By a similar contradiction the more the devout worshipper knows of God the less he knows, because the process of knowledge is a process of “effacement;” the closer the gradual union becomes the fainter is the self-personality, till at length it fades away entirely, and is merged and lost as a drop in the illimitable sea. This is the so-called “rest” which Krishna promises as the reward of knowing him. It is rest in the sense of extinction; it is death; while that which Christ promises is eternal Life with unending and rapturous activity, with ever-growing powers of fellowship and of love.
Take another alleged parallel. Chapter VI. commends the man who has reached such a measure of indifference that “his heart is even in regard to friends and to foes, to the righteous and to evil-doers;” and this is held up as a parallel to the Sermon on the Mount, which commends love to enemies that we may be children of the heavenly Father who sendeth rain upon the just and upon the unjust. In the one case the apathy of the ascetic, the extinction of susceptibility, the ignoring of moral distinctions, the crippling and deadening of our noblest powers; in the other the use of these powers in all ways of beneficence toward those who injure us, even as God, though his heart is by no means “even” as between the righteous and the wicked, stills shows kindness to both.
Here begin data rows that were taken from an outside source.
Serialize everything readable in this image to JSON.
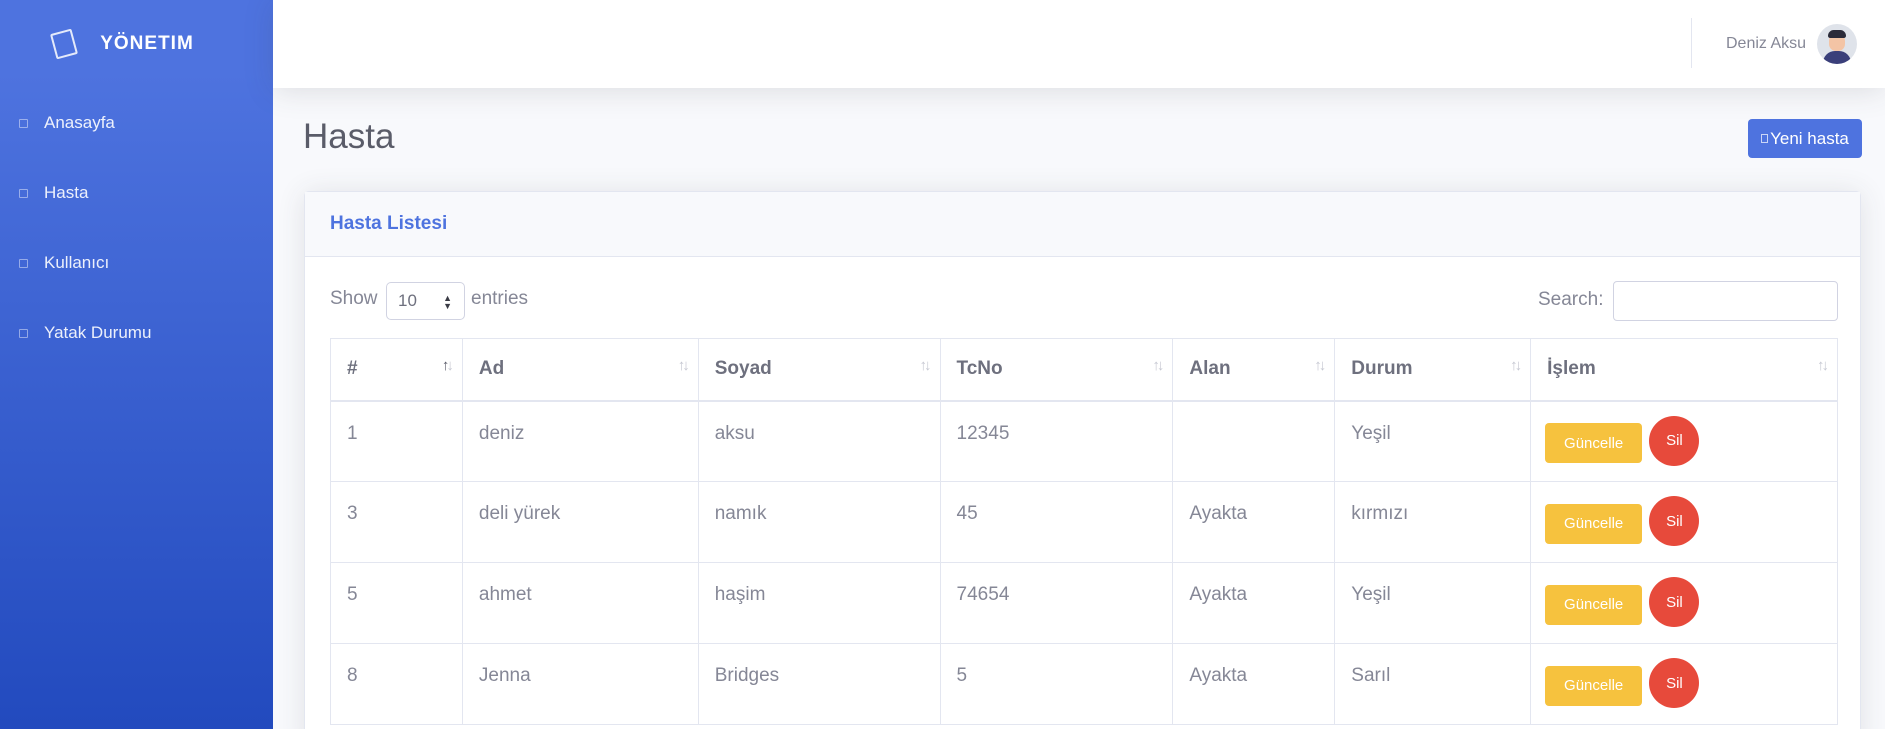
{
  "sidebar": {
    "brand": "YÖNETIM",
    "items": [
      {
        "label": "Anasayfa"
      },
      {
        "label": "Hasta"
      },
      {
        "label": "Kullanıcı"
      },
      {
        "label": "Yatak Durumu"
      }
    ]
  },
  "topbar": {
    "user_name": "Deniz Aksu"
  },
  "page": {
    "title": "Hasta",
    "new_button": "Yeni hasta"
  },
  "card": {
    "title": "Hasta Listesi",
    "show_label": "Show",
    "entries_value": "10",
    "entries_label": "entries",
    "search_label": "Search:",
    "search_value": ""
  },
  "table": {
    "columns": [
      "#",
      "Ad",
      "Soyad",
      "TcNo",
      "Alan",
      "Durum",
      "İşlem"
    ],
    "rows": [
      [
        "1",
        "deniz",
        "aksu",
        "12345",
        "",
        "Yeşil"
      ],
      [
        "3",
        "deli yürek",
        "namık",
        "45",
        "Ayakta",
        "kırmızı"
      ],
      [
        "5",
        "ahmet",
        "haşim",
        "74654",
        "Ayakta",
        "Yeşil"
      ],
      [
        "8",
        "Jenna",
        "Bridges",
        "5",
        "Ayakta",
        "Sarıl"
      ]
    ],
    "update_label": "Güncelle",
    "delete_label": "Sil"
  },
  "colors": {
    "primary": "#4e73df",
    "warning": "#f6c23e",
    "danger": "#e74a3b"
  }
}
Now, in view of the great plausibility of the parallels which are thus presented to the public—parallels whose subtle fallacy the mass of readers are almost sure to overlook—one can hardly exaggerate the importance of thoroughly sifting the philosophy that underlies them, and especially on the part of those who are, or are to become, the defenders of the truth.[79]
But turning from particular parallels to a broader comparison, there is a general use of expressions in the New Testament in regard to which every Christian teacher should aim at clear views and careful discriminations; for example, when we are said to be “temples of the Holy Ghost,” or when Christ is said to be “formed in us the hope of glory,” or it is “no longer we that live, but Christ that liveth in us.” It cannot be denied that defenders of the Bhagavad Gita, and of the whole Indo-pantheistic philosophy, might make out a somewhat plausible case along these lines. I recall an instance in which an honored pastor had made such extravagant use of these New Testament expressions that some of his co-presbyters raised the question of a trial for pantheism. But it is one thing to employ strong terms of devotional feeling, as is often done, especially in prayer, and quite another to frame theories and philosophies, and present them as accurate statements of truth. The New Testament nowhere speaks of the indwelling Spirit in such a sense as implies an obliteration or absorption of the conscious individual ego, while “effacement” instead of fellowship is a favorite expression in the Bhagavad Gita. Paul in his most ecstatic language never gives any hint of extinction, but, on the contrary, he magnifies the conception of a separate, conscious, ever-growing personality, living and rejoicing in Divine fellowship for evermore.